Finally! A book that I bought because of hype…that actually lived up to the hype.
In the year 2044, reality is an ugly place. The only time teenage Wade Watts really feels alive is when he’s jacked into the virtual utopia known as the OASIS. Wade’s devoted his life to studying the puzzles hidden within this world’s digital confines, puzzles that are based on their creator’s obsession with the pop culture of decades past and that promise massive power and fortune to whoever can unlock them. When Wade stumbles upon the first clue, he finds himself beset by players willing to kill to take this ultimate prize. The race is on, and if Wade’s going to survive, he’ll have to win—and confront the real world he’s always been so desperate to escape.
The Race for the Egg
The plot of Ready Player One is simple: OASIS (a massive virtual reality network) contains a complex treasure hunt for an egg which gives the winner the massive inheritance of one of OASIS’s founders. Gunters are people who have dedicated their lives to trying to solve the riddles of the treasure hunt to find the egg. Since the creator of the treasure hunt was obsessed with his time as a teenager in the ’80s, gunters have encyclopedic knowledge of ’80s pop culture.
In the world of gunters, there is a faction called the Sixers. Sixers work for a rival company that wants to win the egg to take over OASIS. Wade, the protagonist, is pitted against the Sixers when he becomes the first person ever to make progress on finding the egg. Since the Sixers are giant corporate cheaters, it was really easy for me to hate them. They made excellent villains and helped raise the stakes of the race.
I loved the way Cline built a captivating underdog-coming-from-behind story within the simple plot.
All the ’80s References
I bought RPO blindly, basically just because other people loved it. I have to admit, I didn’t really process the fact that it is based entirely around ’80s pop culture until I started reading it.

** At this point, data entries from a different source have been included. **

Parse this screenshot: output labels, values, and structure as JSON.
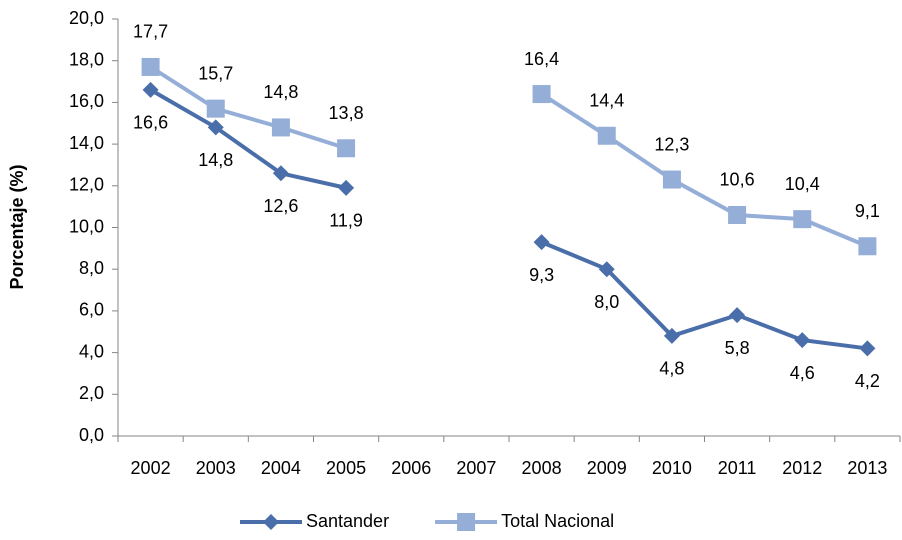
{
  "chart_data": {
    "type": "line",
    "y_label": "Porcentaje (%)",
    "categories": [
      "2002",
      "2003",
      "2004",
      "2005",
      "2006",
      "2007",
      "2008",
      "2009",
      "2010",
      "2011",
      "2012",
      "2013"
    ],
    "series": [
      {
        "name": "Santander",
        "color": "#4a6ea9",
        "marker": "diamond",
        "values": [
          16.6,
          14.8,
          12.6,
          11.9,
          null,
          null,
          9.3,
          8.0,
          4.8,
          5.8,
          4.6,
          4.2
        ],
        "value_labels": [
          "16,6",
          "14,8",
          "12,6",
          "11,9",
          null,
          null,
          "9,3",
          "8,0",
          "4,8",
          "5,8",
          "4,6",
          "4,2"
        ]
      },
      {
        "name": "Total Nacional",
        "color": "#95aed8",
        "marker": "square",
        "values": [
          17.7,
          15.7,
          14.8,
          13.8,
          null,
          null,
          16.4,
          14.4,
          12.3,
          10.6,
          10.4,
          9.1
        ],
        "value_labels": [
          "17,7",
          "15,7",
          "14,8",
          "13,8",
          null,
          null,
          "16,4",
          "14,4",
          "12,3",
          "10,6",
          "10,4",
          "9,1"
        ]
      }
    ],
    "ylim": [
      0,
      20
    ],
    "yticks": [
      {
        "value": 0,
        "label": "0,0"
      },
      {
        "value": 2,
        "label": "2,0"
      },
      {
        "value": 4,
        "label": "4,0"
      },
      {
        "value": 6,
        "label": "6,0"
      },
      {
        "value": 8,
        "label": "8,0"
      },
      {
        "value": 10,
        "label": "10,0"
      },
      {
        "value": 12,
        "label": "12,0"
      },
      {
        "value": 14,
        "label": "14,0"
      },
      {
        "value": 16,
        "label": "16,0"
      },
      {
        "value": 18,
        "label": "18,0"
      },
      {
        "value": 20,
        "label": "20,0"
      }
    ],
    "grid": false,
    "legend": "bottom"
  }
}
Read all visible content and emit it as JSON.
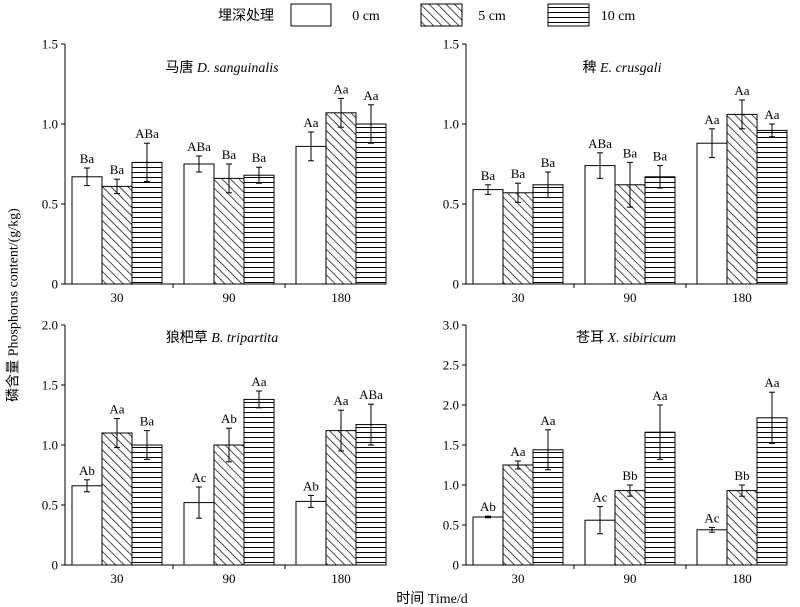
{
  "legend": {
    "title": "埋深处理",
    "items": [
      {
        "label": "0 cm",
        "pattern": "solid-white"
      },
      {
        "label": "5 cm",
        "pattern": "diagonal-hatch"
      },
      {
        "label": "10 cm",
        "pattern": "horizontal-lines"
      }
    ]
  },
  "colors": {
    "bar_outline": "#000000",
    "bar_fill": "#ffffff",
    "background": "#ffffff"
  },
  "chart_data": [
    {
      "type": "bar",
      "title_cn": "马唐",
      "title_latin": "D. sanguinalis",
      "xlabel": "时间 Time/d",
      "ylabel": "磷含量 Phosphorus content/(g/kg)",
      "categories": [
        "30",
        "90",
        "180"
      ],
      "ylim": [
        0,
        1.5
      ],
      "yticks": [
        "0",
        "0.5",
        "1.0",
        "1.5"
      ],
      "series": [
        {
          "name": "0 cm",
          "values": [
            0.67,
            0.75,
            0.86
          ],
          "errors": [
            0.055,
            0.05,
            0.09
          ],
          "letters": [
            "Ba",
            "ABa",
            "Aa"
          ]
        },
        {
          "name": "5 cm",
          "values": [
            0.61,
            0.66,
            1.07
          ],
          "errors": [
            0.045,
            0.09,
            0.09
          ],
          "letters": [
            "Ba",
            "Ba",
            "Aa"
          ]
        },
        {
          "name": "10 cm",
          "values": [
            0.76,
            0.68,
            1.0
          ],
          "errors": [
            0.12,
            0.05,
            0.12
          ],
          "letters": [
            "ABa",
            "Ba",
            "Aa"
          ]
        }
      ]
    },
    {
      "type": "bar",
      "title_cn": "稗",
      "title_latin": "E. crusgali",
      "xlabel": "时间 Time/d",
      "ylabel": "磷含量 Phosphorus content/(g/kg)",
      "categories": [
        "30",
        "90",
        "180"
      ],
      "ylim": [
        0,
        1.5
      ],
      "yticks": [
        "0",
        "0.5",
        "1.0",
        "1.5"
      ],
      "series": [
        {
          "name": "0 cm",
          "values": [
            0.59,
            0.74,
            0.88
          ],
          "errors": [
            0.03,
            0.08,
            0.09
          ],
          "letters": [
            "Ba",
            "ABa",
            "Aa"
          ]
        },
        {
          "name": "5 cm",
          "values": [
            0.57,
            0.62,
            1.06
          ],
          "errors": [
            0.06,
            0.14,
            0.09
          ],
          "letters": [
            "Ba",
            "Ba",
            "Aa"
          ]
        },
        {
          "name": "10 cm",
          "values": [
            0.62,
            0.67,
            0.96
          ],
          "errors": [
            0.08,
            0.07,
            0.04
          ],
          "letters": [
            "Ba",
            "Ba",
            "Aa"
          ]
        }
      ]
    },
    {
      "type": "bar",
      "title_cn": "狼杷草",
      "title_latin": "B. tripartita",
      "xlabel": "时间 Time/d",
      "ylabel": "磷含量 Phosphorus content/(g/kg)",
      "categories": [
        "30",
        "90",
        "180"
      ],
      "ylim": [
        0,
        2.0
      ],
      "yticks": [
        "0",
        "0.5",
        "1.0",
        "1.5",
        "2.0"
      ],
      "series": [
        {
          "name": "0 cm",
          "values": [
            0.66,
            0.52,
            0.53
          ],
          "errors": [
            0.05,
            0.13,
            0.05
          ],
          "letters": [
            "Ab",
            "Ac",
            "Ab"
          ]
        },
        {
          "name": "5 cm",
          "values": [
            1.1,
            1.0,
            1.12
          ],
          "errors": [
            0.12,
            0.14,
            0.17
          ],
          "letters": [
            "Aa",
            "Ab",
            "Aa"
          ]
        },
        {
          "name": "10 cm",
          "values": [
            1.0,
            1.38,
            1.17
          ],
          "errors": [
            0.12,
            0.07,
            0.17
          ],
          "letters": [
            "Ba",
            "Aa",
            "ABa"
          ]
        }
      ]
    },
    {
      "type": "bar",
      "title_cn": "苍耳",
      "title_latin": "X. sibiricum",
      "xlabel": "时间 Time/d",
      "ylabel": "磷含量 Phosphorus content/(g/kg)",
      "categories": [
        "30",
        "90",
        "180"
      ],
      "ylim": [
        0,
        3.0
      ],
      "yticks": [
        "0",
        "0.5",
        "1.0",
        "1.5",
        "2.0",
        "2.5",
        "3.0"
      ],
      "series": [
        {
          "name": "0 cm",
          "values": [
            0.6,
            0.56,
            0.44
          ],
          "errors": [
            0.01,
            0.17,
            0.03
          ],
          "letters": [
            "Ab",
            "Ac",
            "Ac"
          ]
        },
        {
          "name": "5 cm",
          "values": [
            1.25,
            0.93,
            0.93
          ],
          "errors": [
            0.05,
            0.07,
            0.07
          ],
          "letters": [
            "Aa",
            "Bb",
            "Bb"
          ]
        },
        {
          "name": "10 cm",
          "values": [
            1.44,
            1.66,
            1.84
          ],
          "errors": [
            0.25,
            0.34,
            0.32
          ],
          "letters": [
            "Aa",
            "Aa",
            "Aa"
          ]
        }
      ]
    }
  ]
}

I know nothing about ’80s pop culture. I don’t even play modern video games or watch today’s movies. Despite all of that, I loved the way that Cline wove the references into his story. Even though I had no “real world” reference, I felt like I was able to understand everything that was going on and get caught up in the drama of each scene.
The World Building
I loved the world building, both inside and outside of OASIS (the virtual reality in which the contest is taking place). Throughout the book, Cline continued to explore the technology of the digital universe that he had created, making the story feel dynamic and realistic.
One thing that surprised me (though it maybe shouldn’t have) was the role that money played in OASIS. Moving from planet to planet, leveling up your avatar, and getting items to wear/use/fight with all required real-world money—something Wade didn’t have. The addition of economic disparities in the virtual reality helped ground the seemingly infinite possibilities of OASIS and add painful realism to the story.
Wade was a great protagonist. He could have so easily become the cliche, antisocial geek with a debilitating obsession with virtual reality—but he wasn’t.
Yes, he was a massive ’80s geek, but he was also smart, he took initiative, and he clearly had skills that set him apart from others—in short, he was exactly the protagonist that this story needed. I loved his slightly sarcastic voice; Wade is one of my favorite male MCs that I’ve read.
RPO starts off with basically only Wade and slowly expands the focus of the book to include side characters. I liked the other members of the High Five (the five people who, including Wade, start dominating the race for the egg). Each of them had a clear voice and personality, and in their own ways, they added diversity to the book.
Art3mis, the love interest, was one of my favorite characters. She was able to stand on her own (AKA she didn’t exist just for Wade to fall for) and her own inner conflicts surrounding the romance were believable and bittersweet. The romantic subplot also worked, never overpowering the story.
The Plot and Pacing
I expected RPO to be a quick read, but it actually took me two weeks to get through. Though it looks deceptively short (my paperback was only an inch thick), the writing style works more with paragraphs than dialogue, and the pacing is slower than I expected. There are lots of intense, get-your-blood-racing scenes, but in between, Cline dedicates a lot of time to world building and character development.
The beginning of RPO dragged a bit for me. On the first page, we are told that Wade is going to find the Copper Key and make history…but then the story focuses on exposition and world building for at least 50 pages before that actually happens. By the end of the book, I didn’t really care about the lag in the beginning—and I appreciated how fully I understood Wade’s character and the world building—so this didn’t dramatically lower my rating.
By the middle of the book, I got used to the contemplative pacing and really started to enjoy the story-telling style. Looking at the book as a whole, the slower pacing totally worked.
RPO impressed me with its complex (but understandable) world building, its lovable characters, and its simplistic but perfectly executed plot. It’s hard to describe what genre RPO is, so I would recommend this book to basically everyone.
Just thinking about the ending makes me smile. Seriously, this one lived up to the hype.